Support Support Downloads Knowledge Base Case Manager My Juniper Community

Knowledge Base

Search our Knowledge Base sites to find answers to your questions.

Ask All Knowledge Base Sites All Knowledge Base Sites JunosE Defect (KA)Knowledge BaseSecurity AdvisoriesTechnical BulletinsTechnotes Sign in to display secure content and recently viewed articles

How to install SPC or SPC II modules in an SRX5000 chassis cluster

0

0

Article ID: KB34012 KB Last Updated: 03 Apr 2019Version: 1.0
Summary:

This article explains how to install SPC or SPC II modules in an existing SRX5000 chassis cluster using the minimum downtime procedure.

Prerequisites:

  • If the chassis cluster is operating in active-active mode, you must transition it to active-passive mode before using this procedure. You transition the cluster to active-passive mode by making one node primary for all redundancy groups.

>show chassis cluster status
 
root@srx5K> show chassis cluster status 
Mar 13 21:32:41
Monitor Failure codes:
    CS  Cold Sync monitoring        FL  Fabric Connection monitoring
    GR  GRES monitoring             HW  Hardware monitoring
    IF  Interface monitoring        IP  IP monitoring
    LB  Loopback monitoring         MB  Mbuf monitoring
    NH  Nexthop monitoring          NP  NPC monitoring              
    SP  SPU monitoring              SM  Schedule monitoring
    CF  Config Sync monitoring      RE  Relinquish monitoring
 
Cluster ID: 1
Node   Priority Status               Preempt Manual   Monitor-failures
 
Redundancy group: 0 , Failover count: 1
node0  100      primary              no      no       None           
node1  1        secondary            no      no       None           
 
Redundancy group: 1 , Failover count: 1
node0  100      primary              yes     no       None           
node1  1        secondary            yes     no       None           
 
Redundancy group: 2 , Failover count: 1
node0  100      secondary            yes     no       None           
node1  1        primary              yes     no       None    
 
>request chassis cluster failover redundancy group 2 node 0
  • To install first-generation SRX5K-SPC-2-10-40 SPCs, both of the services gateways in the cluster must be running Junos OS Release 11.4R2S1, 12.1R2, or later.

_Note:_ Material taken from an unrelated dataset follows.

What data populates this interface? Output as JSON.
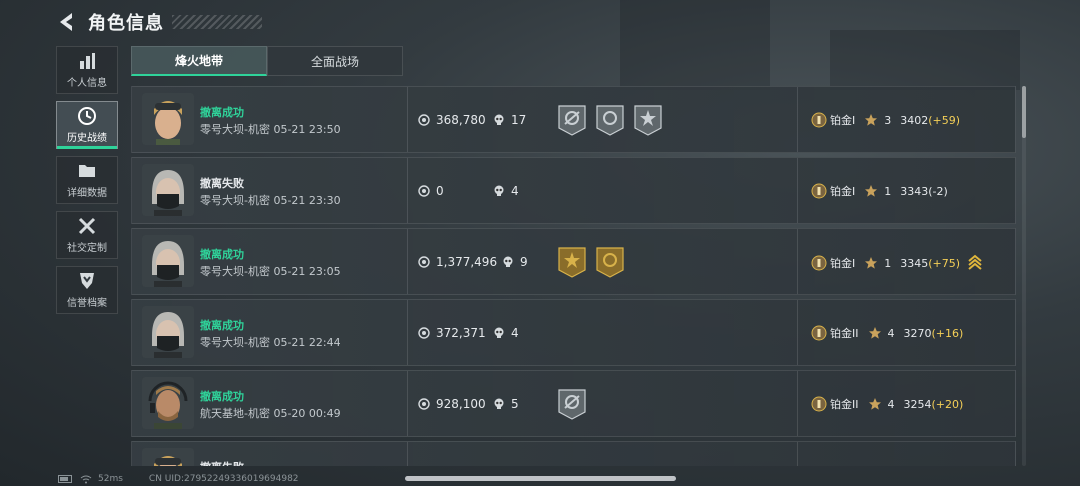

  • To install next-generation SRX5K-SPC-4-15-320 SPCs, both of the services gateways in the cluster must be running Junos OS Release 12.1X44-D10, or later.

  • You must install SPCs of the same type and in the same slots in both of the services gateways in the cluster. Both services gateways in the cluster must result in the same physical configuration and slot locations post upgrade.

  • If you are adding first-generation SRX5K-SPC-2-10-40 SPC in an existing cluster installed with next-generation SRX5K-SPC-4-15-320 SPC, you must install the new SPCs so that a next-generation SRX5K-SPC-4-15-320 SPC is the SPC in the original lowest-numbered slot. For example, if the chassis already has two first-generation SPCs installed in slots 2 and 3, you cannot install SRX5K-SPC-4-15-320 SPCs in slots 0 or 1. You will need to make sure that an SRX5K-SPC-4-15-320 SPC is installed in the slot providing center point (CP) functionality (in this case, slot 2). This ensures that the CP functionality is performed by an SRX5K-SPC-4-15-320 SPC.

  • If you are replacing next-generation SRX5K-SPC-4-15-320 SPCs in the services gateways, both services gateways must already be equipped with high-capacity power supplies and fan trays.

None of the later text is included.